How do you value gold?
Finance nerds will tell you that the value of any asset is the present value of all future cash flows. Old-school Wall Street firms live and die by this concept, and many a blue-chip stock is bought or sold when the “models” – rigged with well-researched growth and interest rate assumptions – flash “buy” or “sell.”
Similarly, there are all sorts of ratios – price-earnings, price-book value, price-enterprise value, etc. – that investors use to gauge whether a stock is a steal or a ripoff.
These metrics don’t exist for gold, says Tom Cassidy, chief investment officer at Peoples Security Bank & Trust Company.
“The value of a company can be estimated based on forecasts of future earnings and the growth of earnings. Gold does not have earnings and, in fact, if you want to hold physical gold there is potentially a cost to hold and insure it. Gold is worth what people are willing to pay for it on that day,” he says.

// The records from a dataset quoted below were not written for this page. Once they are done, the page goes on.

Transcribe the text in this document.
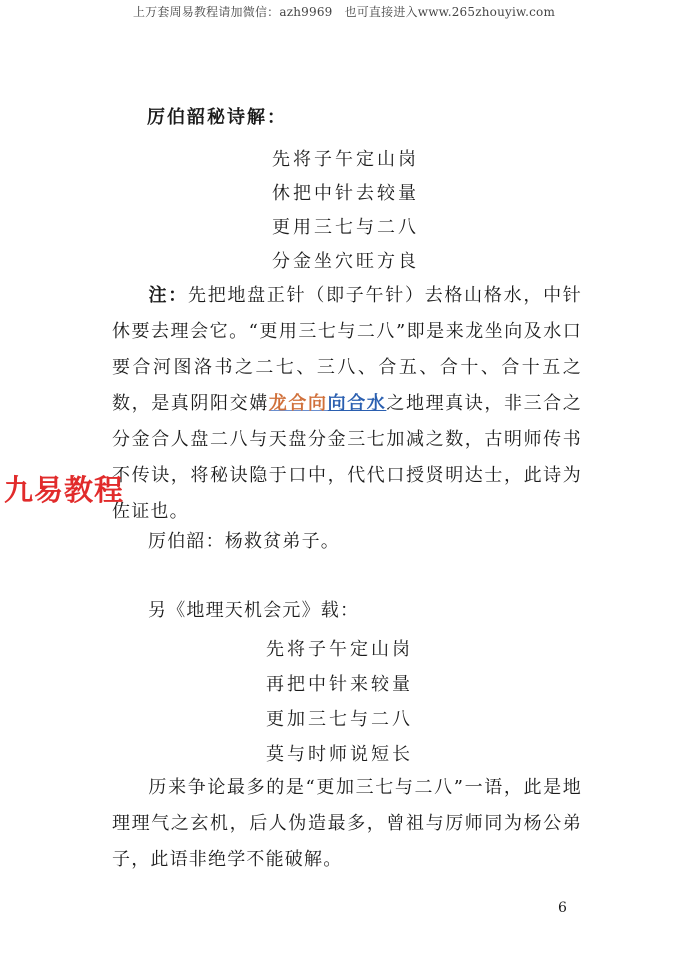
上万套周易教程请加微信：azh9969 也可直接进入www.265zhouyiw.com
厉伯韶秘诗解：
先将子午定山岗
休把中针去较量
更用三七与二八
分金坐穴旺方良
注：先把地盘正针（即子午针）去格山格水，中针休要去理会它。“更用三七与二八”即是来龙坐向及水口要合河图洛书之二七、三八、合五、合十、合十五之数，是真阴阳交媾龙合向向合水之地理真诀，非三合之分金合人盘二八与天盘分金三七加减之数，古明师传书不传诀，将秘诀隐于口中，代代口授贤明达士，此诗为佐证也。
厉伯韶：杨救贫弟子。
另《地理天机会元》载：
先将子午定山岗
再把中针来较量
更加三七与二八
莫与时师说短长
历来争论最多的是“更加三七与二八”一语，此是地理理气之玄机，后人伪造最多，曾祖与厉师同为杨公弟子，此语非绝学不能破解。
九易教程
6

“The value of gold is determined by supply and demand, which is very hard to predict. Demand typically goes up based on fear and not fundamentals.”

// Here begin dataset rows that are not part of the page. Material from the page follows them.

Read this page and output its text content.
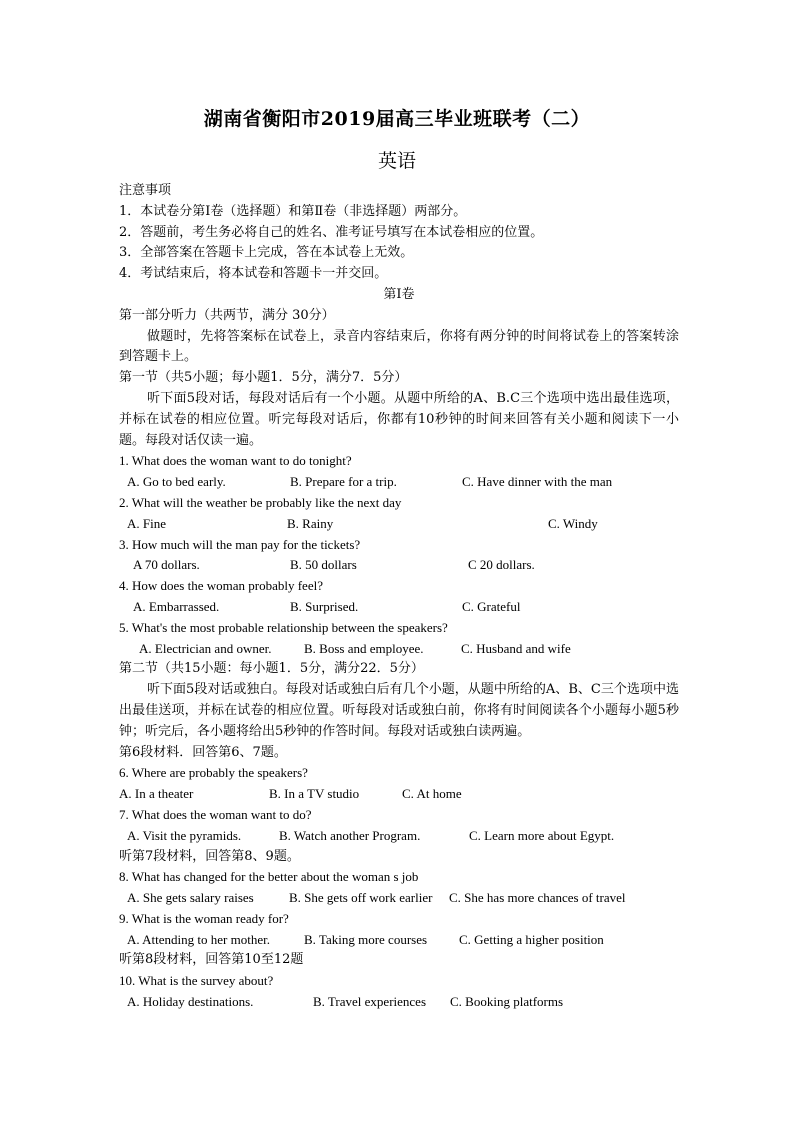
湖南省衡阳市2019届高三毕业班联考（二）
英语

注意事项

1．本试卷分第Ⅰ卷（选择题）和第Ⅱ卷（非选择题）两部分。

2．答题前，考生务必将自己的姓名、准考证号填写在本试卷相应的位置。

3．全部答案在答题卡上完成，答在本试卷上无效。

4．考试结束后，将本试卷和答题卡一并交回。

第Ⅰ卷

第一部分听力（共两节，满分 30分）

做题时，先将答案标在试卷上，录音内容结束后，你将有两分钟的时间将试卷上的答案转涂到答题卡上。

第一节（共5小题；每小题1．5分，满分7．5分）

听下面5段对话，每段对话后有一个小题。从题中所给的A、B.C三个选项中选出最佳选项，并标在试卷的相应位置。听完每段对话后，你都有10秒钟的时间来回答有关小题和阅读下一小题。每段对话仅读一遍。

1. What does the woman want to do tonight?

A. Go to bed early.	B. Prepare for a trip.	C. Have dinner with the man

2. What will the weather be probably like the next day

A. Fine	B. Rainy	C. Windy

3. How much will the man pay for the tickets?

A 70 dollars.	B. 50 dollars	C 20 dollars.

4. How does the woman probably feel?

A. Embarrassed.	B. Surprised.	C. Grateful

5. What's the most probable relationship between the speakers?

A. Electrician and owner.	B. Boss and employee.	C. Husband and wife

第二节（共15小题：每小题1．5分，满分22．5分）

听下面5段对话或独白。每段对话或独白后有几个小题，从题中所给的A、B、C三个选项中选出最佳送项，并标在试卷的相应位置。听每段对话或独白前，你将有时间阅读各个小题每小题5秒钟；听完后，各小题将给出5秒钟的作答时间。每段对话或独白读两遍。

第6段材料．回答第6、7题。

6. Where are probably the speakers?

A. In a theater	B. In a TV studio	C. At home

7. What does the woman want to do?

A. Visit the pyramids.	B. Watch another Program.	C. Learn more about Egypt.

听第7段材料，回答第8、9题。

8. What has changed for the better about the woman s job

A. She gets salary raises	B. She gets off work earlier	C. She has more chances of travel

9. What is the woman ready for?

A. Attending to her mother.	B. Taking more courses	C. Getting a higher position

听第8段材料，回答第10至12题

10. What is the survey about?

A. Holiday destinations.	B. Travel experiences	C. Booking platforms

You can’t exactly put a dollar figure on a fear index, can you?
Gold investments don’t throw off cash.
One of the best things about stocks is their ability to produce income for the shareholder. Over time, not only do you get to keep your equity in a growing company, but you get to receive the stock dividends paid out over the years, too.
Johnson puts the dilemma simply: “A major disadvantage to investing in gold is that there are no periodic cash flows made to the investor. Unlike most stocks and bonds, there are no regular cash dividends or coupon payments made to gold investors.”
Also, cash isn’t used exclusively for dividends. It can also be used to buy back stock or reinvest in the business, neither of which apply to a nonproducing asset like gold.
Gold has little actual utility.
OK, so the famed precious metal doesn’t throw off cash. But neither does it really provide much utility in the way of production value, some argue.
The famously soft metal loses out to other metals like silver in that regard, which is frequently used in products ranging from electronics to medical devices to solar panels.
Gold, on the other hand, doesn’t have many industrial end-uses.
Gold is inefficient.
The final reason investing in gold simply isn’t a wise idea is its extreme inefficiency. Since it is a physical asset that people have a tendency to hoard, there are storage costs, and often security costs as malcontents have a tendency to steal it.
And in an ironic twist, the very metal that’s supposed to safeguard investors from runaway inflation and a print-happy Federal Reserve is also constantly experiencing an increase in supply. More and more, after all, is mined every year, increasing the world’s usable gold supply.
And then there’s the whole tax thing.
Tom Cassidy gets into it:
“Gold’s return is solely based on the price going up. Thus when you sell gold you create a capital gain, that in most cases will be taxed at the more favorable capital gains tax rate,” he says. “However, if one invests in gold in a tax-deferred account, the gains one receives will be taxed based on their income tax bracket, which is typically higher than their capital gains rate. So if an investor does want to own gold it should be done using taxable assets.”